January 29, 2022 at 6:38 AM
Urspo
Dear me! A disappointment. 😦
One of the joys of writing a blog is picking a topic or something on my mind and seeing it as a challenge to write something about it, hopefully whimsical and well-composed. I was at my desk when The Muses suggested give it a go.
January 28, 2022 at 10:50 PM
Will Jay
The mind will absorb what the seat can endure.
As a result of the work from home direction during the pandemic, I finally purchased a proper ergonomic chair – no rubbish! While this was a significant purchase for me, it was all I could do to keep me from kicking myself for not doing this years ago! I am no longer exhausted at the end of the day and it allows me to adapt to using an old dining table as a work surface.
January 29, 2022 at 6:40 AM
Urspo
Good for you!
I think desks have gone from ‘power’ types to practical. Your comment made me think – of all things! – watches. Once upon a time men wore fancy expensive watches. I don’t know any younger men who have any desire to do so. They like watches that measure their metrics and communicate with other devices. Fitbits over Rolexes. I wonder how the latter is doing these days.
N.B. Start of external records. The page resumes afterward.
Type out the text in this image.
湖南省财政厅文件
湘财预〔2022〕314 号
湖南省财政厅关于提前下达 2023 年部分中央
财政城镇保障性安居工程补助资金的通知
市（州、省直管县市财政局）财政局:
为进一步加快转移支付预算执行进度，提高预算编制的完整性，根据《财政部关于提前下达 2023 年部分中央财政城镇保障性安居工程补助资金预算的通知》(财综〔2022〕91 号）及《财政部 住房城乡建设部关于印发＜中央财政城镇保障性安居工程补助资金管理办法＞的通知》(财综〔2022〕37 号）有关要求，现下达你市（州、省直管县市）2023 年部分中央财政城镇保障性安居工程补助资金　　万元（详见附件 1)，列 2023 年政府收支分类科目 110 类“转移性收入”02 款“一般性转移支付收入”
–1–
January 29, 2022 at 5:27 AM
Ron
Even better to have you and your desk raised a foot or two so you can look down on your patients and themselves look up at you. One of by big bosses at the bank in Philly had such an arrangement. Also his desk, raised on a platform. Was at the farthest end of the room so when you we’re summed to see him, you felt like you were walking the last mile to the electric chair a la Sing Sing. He definitely put you at a disadvantage. And I always suspected he had a trap door right under the chair where his serfs were to sit and he could drop them with a button under and to the side of his desk easily watched by his right hand. He was effective because to thus day I can remember his name, John Woerner.
January 29, 2022 at 6:42 AM
Urspo
That sounds awful but I daresay it is effective
No way would I ever had a desk ‘higher’ than my patients. A doctor desk needs to convey wisdom and masterful traits but not enough to convey ‘me big doctor’ This is less a matter for non-shirk-types MDs who see patients not in their office but in the exam rooms.
January 29, 2022 at 11:09 AM
Ron
Of course I was suggesting you have a desk higher than your patients was only tongue in cheek. Actually what you do is saw the legs off of their chairs so they sit lower on the floor.
January 29, 2022 at 6:20 AM
Blobby
I don’t care what people say: size matters
January 29, 2022 at 6:44 AM
Urspo
Yes, I daresay you are right.
There is a lot of data that shows shorter men have many disadvantages to the taller types. A large muscular man gets more respect. Men-folk extend their prominence by their objects, their cars, watches, desks etc.
You would think the codpiece would be revived so we can get to the direct point of it all.
January 29, 2022 at 7:08 AM
wickedhamster
Surely therapizing with one’s shoes removed is contrary to APA protocols, no? 😊
January 29, 2022 at 8:30 AM
Urspo
So is wearing Aloha-style shirts but there it is.
I’ve been pushing the fashion envelope for some time now.
January 29, 2022 at 7:43 AM
Robzilla, Native Of Slam Diego
I once had a large desk in a corner office, but I had zero shelf space. It seems the size was necessary due to the large desktop PC I had for my job.
Now with laptops prevalent, I like the smaller desks. Even the one I use in my spare bedroom to write this reply is a small workspace.
January 29, 2022 at 8:31 AM
Urspo
Ah! but these are workplaces, that are a different sort of ‘desk’ with different uses and associations. On the positive workplaces allow closer proximity to someone with you – which was good but not so much nowadays.